Secretary of State Henry Kissinger: Now, what about the oil situation?

Deputy Treasury Secretary Bill Simon: Our situation will be bad anyway. (referring to the papers at Tab B) As you see, we need an additional 350–700,000 barrels per day, depending on the severity of the winter. We should have been bringing in this much more during the past five or six weeks. So we’re in a situation where, in the heating season, we have to play catch-up ball. The Europeans can’t refine that much. They’re probably sitting around discussing this just as we are, and saying that they will protect their supplies and they won’t export to us. New England will be very cold this winter. We would have had problems even if this trouble hadn’t happened.

(Secretary Kissinger returned)

Deputy Defense Secretary Bill Clements: No one is telling it like it is on the fuel oil shortage. We would have had a bad problem even without this.

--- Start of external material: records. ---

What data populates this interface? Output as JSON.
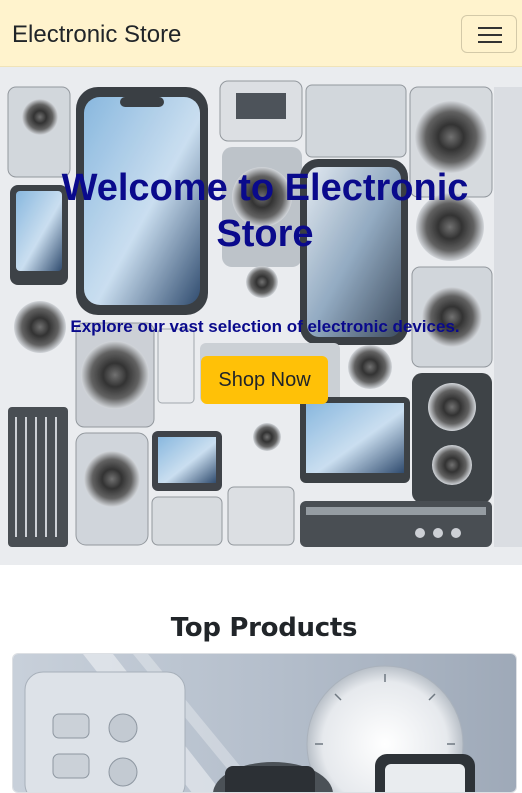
{
  "navbar": {
    "brand": "Electronic Store",
    "toggler_icon": "hamburger-menu-icon"
  },
  "hero": {
    "title": "Welcome to Electronic Store",
    "subtitle": "Explore our vast selection of electronic devices.",
    "cta_label": "Shop Now",
    "title_color": "#0a0a8c",
    "cta_color": "#ffc107"
  },
  "products": {
    "heading": "Top Products"
  },
  "colors": {
    "navbar_bg": "#fff3cd"
  }
}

Secretary Kissinger: Some day I would like someone to explain to me how this happened. Can we develop a plan that, if there is a cut-off, what can we do? What does the President say on the day of the cut-off?

Mr. Simon: He institutes rationing. There will be a lot of argument, of course.

Secretary Kissinger: What is the argument against it?

Mr. Simon: Bureaucratic. The same as we had over the mandatory allocation. They talk about it’s affecting the middle of the barrel, but I say you can’t do that without affecting the whole barrel.

Secretary Kissinger: (indicating Messrs Simon and Clements) Does anyone here understand what these two are talking about?

I suspect that policymakers are still asking the same question today.